This day is a very appropriate and timely reminder of what every Filipino should do everyday to keep our surroundings free of unsightly scenery and potentially dangerous areas, thus making our country a healthful place to live.

In the Philippines, the Department of Environment leads in the cleanup activities on this day, with the participation of various government offices, schools, and civic organizations. It is hoped that this exercise ultimately becomes an everyday routine for all of us, and Sept. 25 becomes primarily a day of reflection on the significance of a clean and safe environment, not merely the actual cleaning up process.

In this connection, the environmental education process could begin with schools, colleges, and universities as part of the practical academic work of students at all levels of the education hierarchy.

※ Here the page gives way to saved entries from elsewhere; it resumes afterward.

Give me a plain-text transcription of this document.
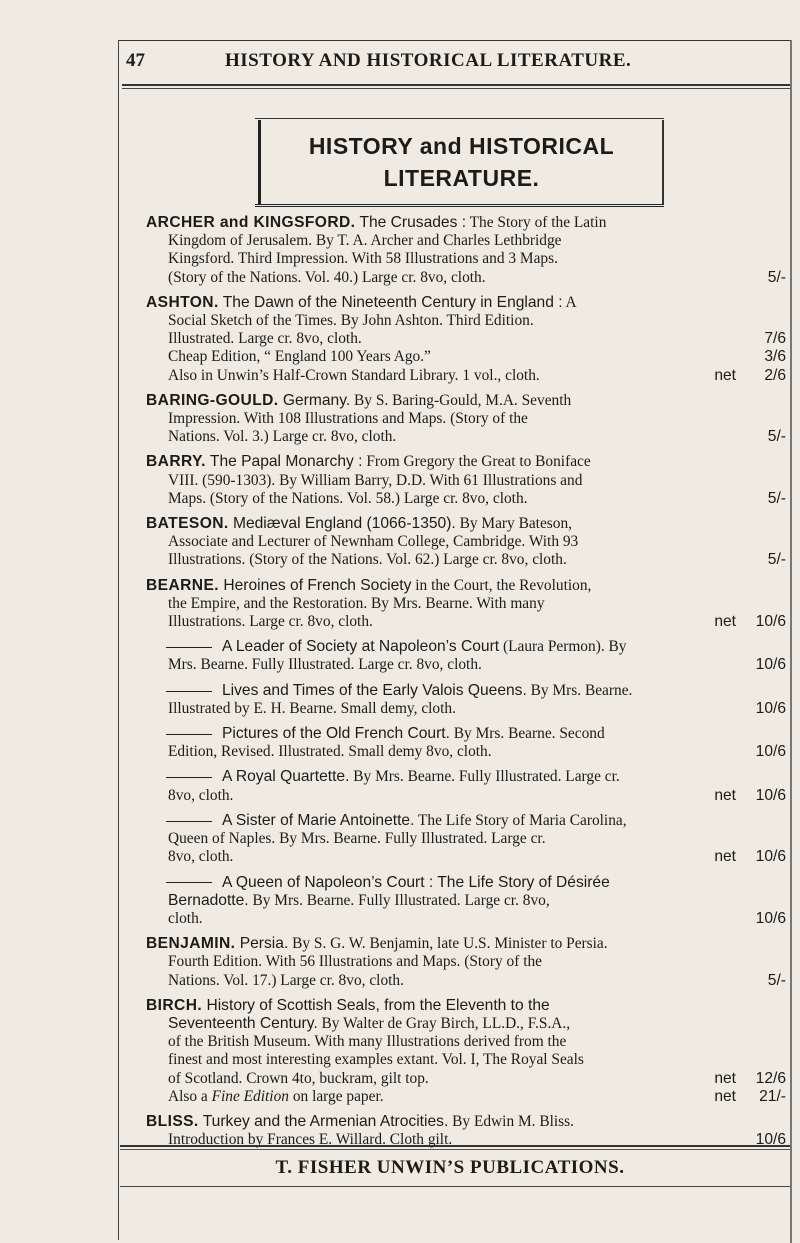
47	HISTORY AND HISTORICAL LITERATURE.
HISTORY and HISTORICAL
LITERATURE.
ARCHER and KINGSFORD. The Crusades : The Story of the Latin
Kingdom of Jerusalem. By T. A. Archer and Charles Lethbridge
Kingsford. Third Impression. With 58 Illustrations and 3 Maps.
(Story of the Nations. Vol. 40.) Large cr. 8vo, cloth.	5/-
ASHTON. The Dawn of the Nineteenth Century in England : A
Social Sketch of the Times. By John Ashton. Third Edition.
Illustrated. Large cr. 8vo, cloth.	7/6
Cheap Edition, “ England 100 Years Ago.”	3/6
Also in Unwin’s Half-Crown Standard Library. 1 vol., cloth.	net 2/6
BARING-GOULD. Germany. By S. Baring-Gould, M.A. Seventh
Impression. With 108 Illustrations and Maps. (Story of the
Nations. Vol. 3.) Large cr. 8vo, cloth.	5/-
BARRY. The Papal Monarchy : From Gregory the Great to Boniface
VIII. (590-1303). By William Barry, D.D. With 61 Illustrations and
Maps. (Story of the Nations. Vol. 58.) Large cr. 8vo, cloth.	5/-
BATESON. Mediæval England (1066-1350). By Mary Bateson,
Associate and Lecturer of Newnham College, Cambridge. With 93
Illustrations. (Story of the Nations. Vol. 62.) Large cr. 8vo, cloth.	5/-
BEARNE. Heroines of French Society in the Court, the Revolution,
the Empire, and the Restoration. By Mrs. Bearne. With many
Illustrations. Large cr. 8vo, cloth.	net 10/6
A Leader of Society at Napoleon’s Court (Laura Permon). By
Mrs. Bearne. Fully Illustrated. Large cr. 8vo, cloth.	10/6
Lives and Times of the Early Valois Queens. By Mrs. Bearne.
Illustrated by E. H. Bearne. Small demy, cloth.	10/6
Pictures of the Old French Court. By Mrs. Bearne. Second
Edition, Revised. Illustrated. Small demy 8vo, cloth.	10/6
A Royal Quartette. By Mrs. Bearne. Fully Illustrated. Large cr.
8vo, cloth.	net 10/6
A Sister of Marie Antoinette. The Life Story of Maria Carolina,
Queen of Naples. By Mrs. Bearne. Fully Illustrated. Large cr.
8vo, cloth.	net 10/6
A Queen of Napoleon’s Court : The Life Story of Désirée
Bernadotte. By Mrs. Bearne. Fully Illustrated. Large cr. 8vo,
cloth.	10/6
BENJAMIN. Persia. By S. G. W. Benjamin, late U.S. Minister to Persia.
Fourth Edition. With 56 Illustrations and Maps. (Story of the
Nations. Vol. 17.) Large cr. 8vo, cloth.	5/-
BIRCH. History of Scottish Seals, from the Eleventh to the
Seventeenth Century. By Walter de Gray Birch, LL.D., F.S.A.,
of the British Museum. With many Illustrations derived from the
finest and most interesting examples extant. Vol. I, The Royal Seals
of Scotland. Crown 4to, buckram, gilt top.	net 12/6
Also a Fine Edition on large paper.	net 21/-
BLISS. Turkey and the Armenian Atrocities. By Edwin M. Bliss.
Introduction by Frances E. Willard. Cloth gilt.	10/6
T. FISHER UNWIN’S PUBLICATIONS.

This way, environmental education is integrated into the curricula, and with continuous practice becomes part of our responsibility as individual human beings. If other countries can do it, why can’t we do it? Why can’t we develop the habit of cleaning our surroundings?

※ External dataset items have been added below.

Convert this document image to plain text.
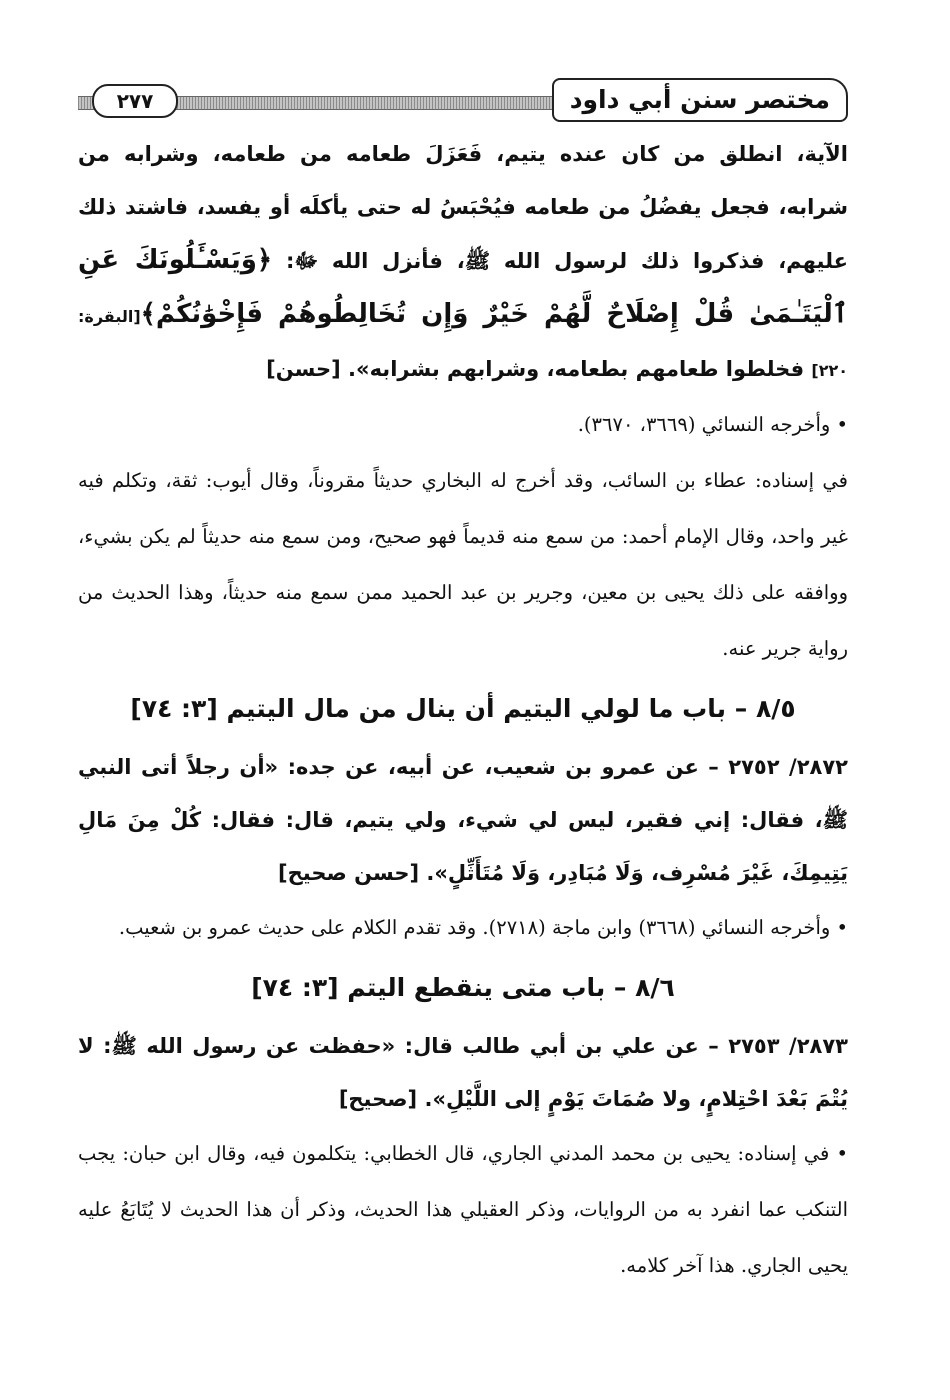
مختصر سنن أبي داود
٢٧٧
الآية، انطلق من كان عنده يتيم، فَعَزَلَ طعامه من طعامه، وشرابه من شرابه، فجعل يفضُلُ من طعامه فيُحْبَسُ له حتى يأكلَه أو يفسد، فاشتد ذلك عليهم، فذكروا ذلك لرسول الله ﷺ، فأنزل الله ﷻ: ﴿وَيَسْـَٔلُونَكَ عَنِ ٱلْيَتَـٰمَىٰ قُلْ إِصْلَاحٌ لَّهُمْ خَيْرٌ وَإِن تُخَالِطُوهُمْ فَإِخْوَٰنُكُمْ﴾[البقرة: ٢٢٠] فخلطوا طعامهم بطعامه، وشرابهم بشرابه». [حسن]
• وأخرجه النسائي (٣٦٦٩، ٣٦٧٠).
في إسناده: عطاء بن السائب، وقد أخرج له البخاري حديثاً مقروناً، وقال أيوب: ثقة، وتكلم فيه غير واحد، وقال الإمام أحمد: من سمع منه قديماً فهو صحيح، ومن سمع منه حديثاً لم يكن بشيء، ووافقه على ذلك يحيى بن معين، وجرير بن عبد الحميد ممن سمع منه حديثاً، وهذا الحديث من رواية جرير عنه.
٨/٥ – باب ما لولي اليتيم أن ينال من مال اليتيم [٣: ٧٤]
٢٨٧٢/ ٢٧٥٢ – عن عمرو بن شعيب، عن أبيه، عن جده: «أن رجلاً أتى النبي ﷺ، فقال: إني فقير، ليس لي شيء، ولي يتيم، قال: فقال: كُلْ مِنَ مَالِ يَتِيمِكَ، غَيْرَ مُسْرِف، وَلَا مُبَادِر، وَلَا مُتَأَثِّلٍ». [حسن صحيح]
• وأخرجه النسائي (٣٦٦٨) وابن ماجة (٢٧١٨). وقد تقدم الكلام على حديث عمرو بن شعيب.
٨/٦ – باب متى ينقطع اليتم [٣: ٧٤]
٢٨٧٣/ ٢٧٥٣ – عن علي بن أبي طالب قال: «حفظت عن رسول الله ﷺ: لا يُتْمَ بَعْدَ احْتِلامٍ، ولا صُمَاتَ يَوْمٍ إلى اللَّيْلِ». [صحيح]
• في إسناده: يحيى بن محمد المدني الجاري، قال الخطابي: يتكلمون فيه، وقال ابن حبان: يجب التنكب عما انفرد به من الروايات، وذكر العقيلي هذا الحديث، وذكر أن هذا الحديث لا يُتَابَعُ عليه يحيى الجاري. هذا آخر كلامه.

Let’s begin in our homes by seeing to it that we do not litter our streets with trash and garbage. To cite an example: among the most common items lying around us are the non-biodegradable plastic materials. Why don’t we stop using plastics and shift to other materials that are easily degraded, such as paper and buri or pandan bags?

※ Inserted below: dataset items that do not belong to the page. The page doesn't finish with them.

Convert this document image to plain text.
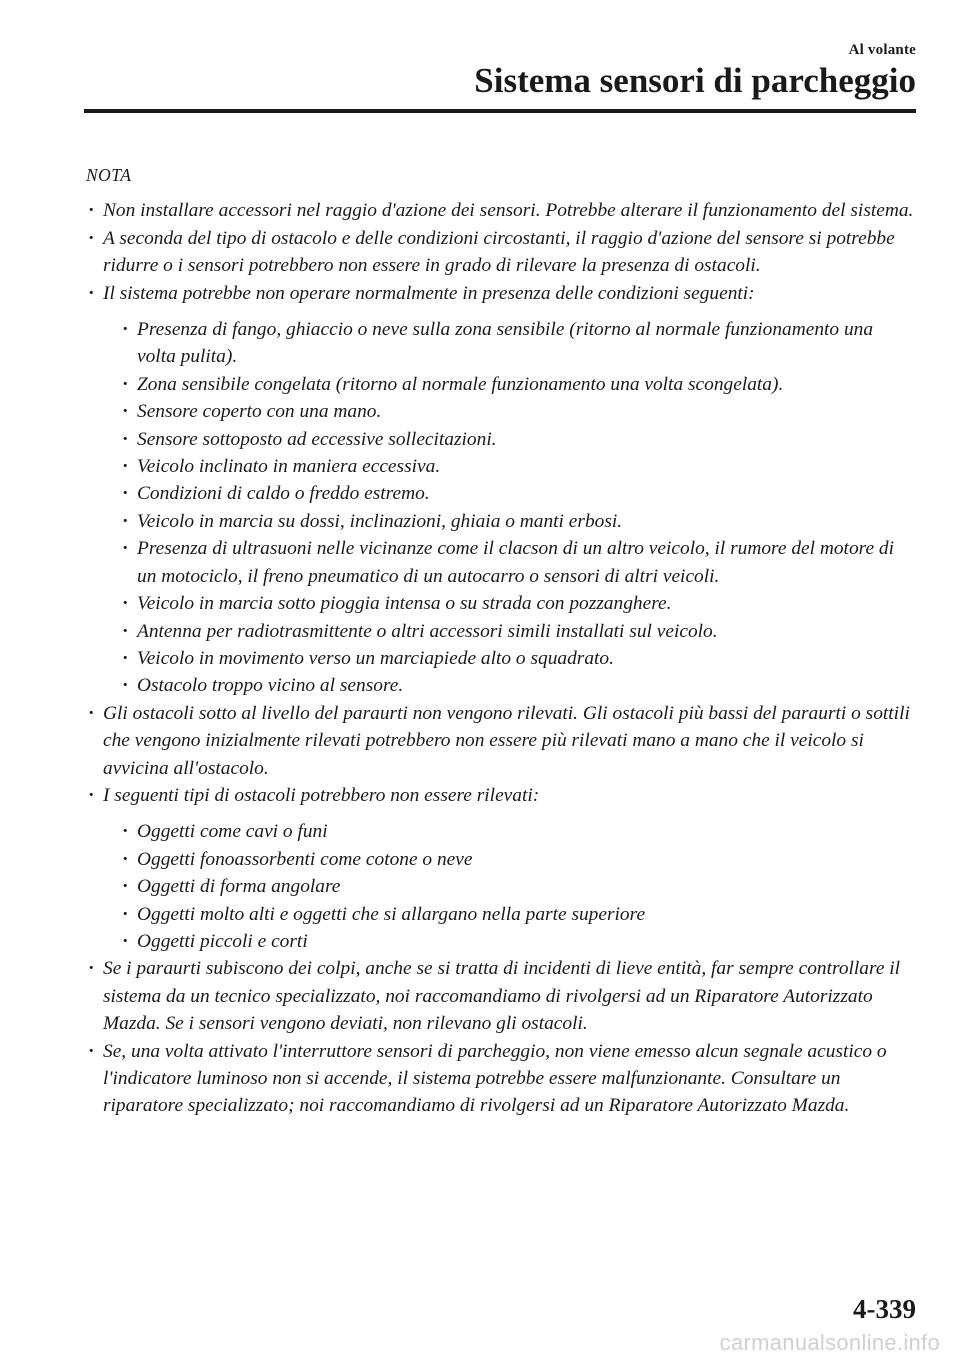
Al volante
Sistema sensori di parcheggio
NOTA
· Non installare accessori nel raggio d'azione dei sensori. Potrebbe alterare il funzionamento del sistema.
· A seconda del tipo di ostacolo e delle condizioni circostanti, il raggio d'azione del sensore si potrebbe ridurre o i sensori potrebbero non essere in grado di rilevare la presenza di ostacoli.
· Il sistema potrebbe non operare normalmente in presenza delle condizioni seguenti:
· Presenza di fango, ghiaccio o neve sulla zona sensibile (ritorno al normale funzionamento una volta pulita).
· Zona sensibile congelata (ritorno al normale funzionamento una volta scongelata).
· Sensore coperto con una mano.
· Sensore sottoposto ad eccessive sollecitazioni.
· Veicolo inclinato in maniera eccessiva.
· Condizioni di caldo o freddo estremo.
· Veicolo in marcia su dossi, inclinazioni, ghiaia o manti erbosi.
· Presenza di ultrasuoni nelle vicinanze come il clacson di un altro veicolo, il rumore del motore di un motociclo, il freno pneumatico di un autocarro o sensori di altri veicoli.
· Veicolo in marcia sotto pioggia intensa o su strada con pozzanghere.
· Antenna per radiotrasmittente o altri accessori simili installati sul veicolo.
· Veicolo in movimento verso un marciapiede alto o squadrato.
· Ostacolo troppo vicino al sensore.
· Gli ostacoli sotto al livello del paraurti non vengono rilevati. Gli ostacoli più bassi del paraurti o sottili che vengono inizialmente rilevati potrebbero non essere più rilevati mano a mano che il veicolo si avvicina all'ostacolo.
· I seguenti tipi di ostacoli potrebbero non essere rilevati:
· Oggetti come cavi o funi
· Oggetti fonoassorbenti come cotone o neve
· Oggetti di forma angolare
· Oggetti molto alti e oggetti che si allargano nella parte superiore
· Oggetti piccoli e corti
· Se i paraurti subiscono dei colpi, anche se si tratta di incidenti di lieve entità, far sempre controllare il sistema da un tecnico specializzato, noi raccomandiamo di rivolgersi ad un Riparatore Autorizzato Mazda. Se i sensori vengono deviati, non rilevano gli ostacoli.
· Se, una volta attivato l'interruttore sensori di parcheggio, non viene emesso alcun segnale acustico o l'indicatore luminoso non si accende, il sistema potrebbe essere malfunzionante. Consultare un riparatore specializzato; noi raccomandiamo di rivolgersi ad un Riparatore Autorizzato Mazda.
4-339
carmanualsonline.info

I do not need to emphasize the harm done by plastics, which clog drainage canals causing floods, poison or kill wildlife when ingested, create ugly scenery in public places, and provide breeding spaces for harmful microorganisms.

Let’s not forget at this time that our country suffers from another serious pollution that we ourselves produce–kitchen, laundry, and toilet solid and liquid wastes– which are disposed of in our backyards.

Practically all of us are guilty of this negligence. But we must realize that these wastes are going to affect us sooner or later, through the food chain, the air we breathe, the water we drink, the flood waters we wade in.

I was struck by the cleanliness of the East River in New York City during my recent visit there. With the several millions of people living in New York City, it is amazing that the water of this river has remained very clear and relatively clean.

Contrast this with the dirty, stinking esteros of Metro Manila, and the dirty drainage canals every where in the country!

And one can only ask: Why?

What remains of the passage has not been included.